Last November before the first of my bad luck in Japan, my lips morphed from a cold sore to a patch of redness just below my bottom lip that my GP was concerned about enough to send me off to a dermatologist who diagnosed actinic keratosis, a fancy word for sun damaged skin that could develop into basal cell carcinoma if left untreated.
The solution is to burn off the damaged area with a special cream they use to burn off warts.
Because the area of damage is so close to my lips I need to take care, to do it outside of summer. Wait till Easter time, the dermatologist suggested, once the sun settles and then start the treatment.
This treatment, which I’ve yet to start, horrifies me.
The idea of applying this Efudex cream to a small area of my skin, is like dabbing on acid and waiting for the area to swell up to peel and flake and in between times to throb and to hurt as though I have inflicted a wound on my skin, a wound that should be visible to all.
And so I hesitate and as Easter time draws near, I worry and even more so as the redness around my lips seems to be spreading and I can’t use this stuff over large areas, at least the instructions tell me so.
Therefore, I’ve made another appointment to see the doctor and the hypochondriacal part of me expects the worst:
That they will have to cut out chunks of my lips that have become cancerous.
That the cells of this actinic mess have dug so deep I’ll be like Sigmund Freud with his cancer of the jaw, and all of it visible.
You can’t bandage your lips, or not as far as I can imagine.
I should leave it settle until I see the GP and have a more accurate appraisal.
I hate the ‘worried well’ of me.
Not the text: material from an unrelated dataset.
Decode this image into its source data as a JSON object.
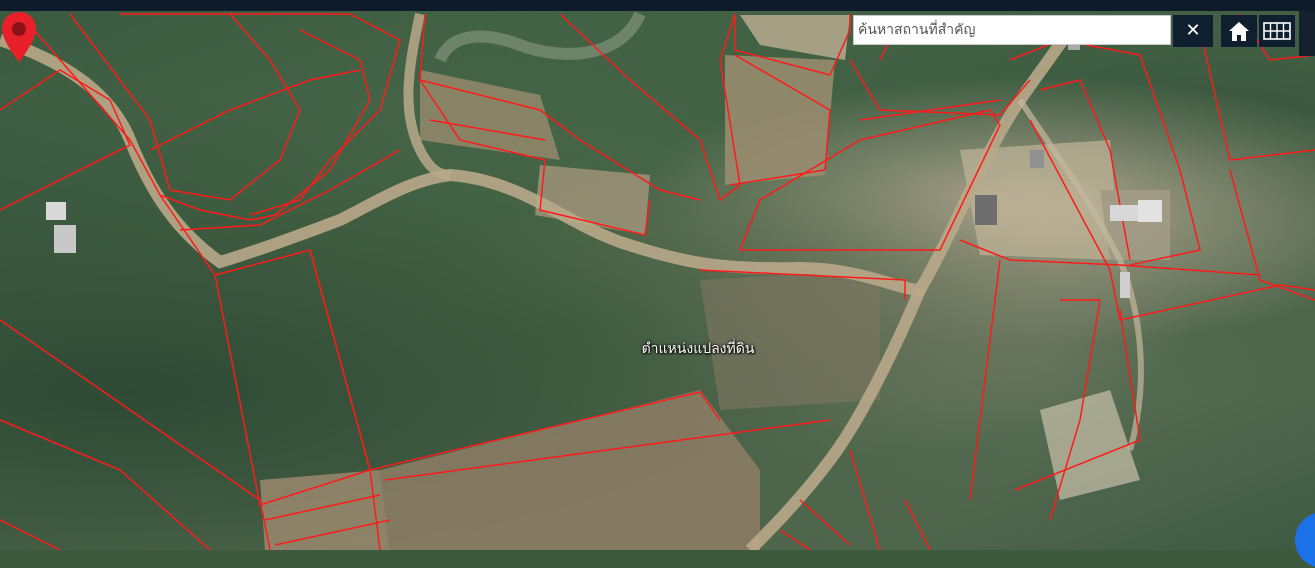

The hypochondriacal me who expects at any minute to come up against impossible body states that signal my death.
I’m not ready to die yet, and in all likelihood, I’m not dying.
I feel ashamed in the face of other people’s far greater suffering. But I have so much to do, so much to get through and so many responsibilities to others.
And that’s only the start of it.
In between this preoccupation with the state of my lips, I have others who worry me, and I can’t write about them and their stories, but I know how much my concerns over them contribute to the load.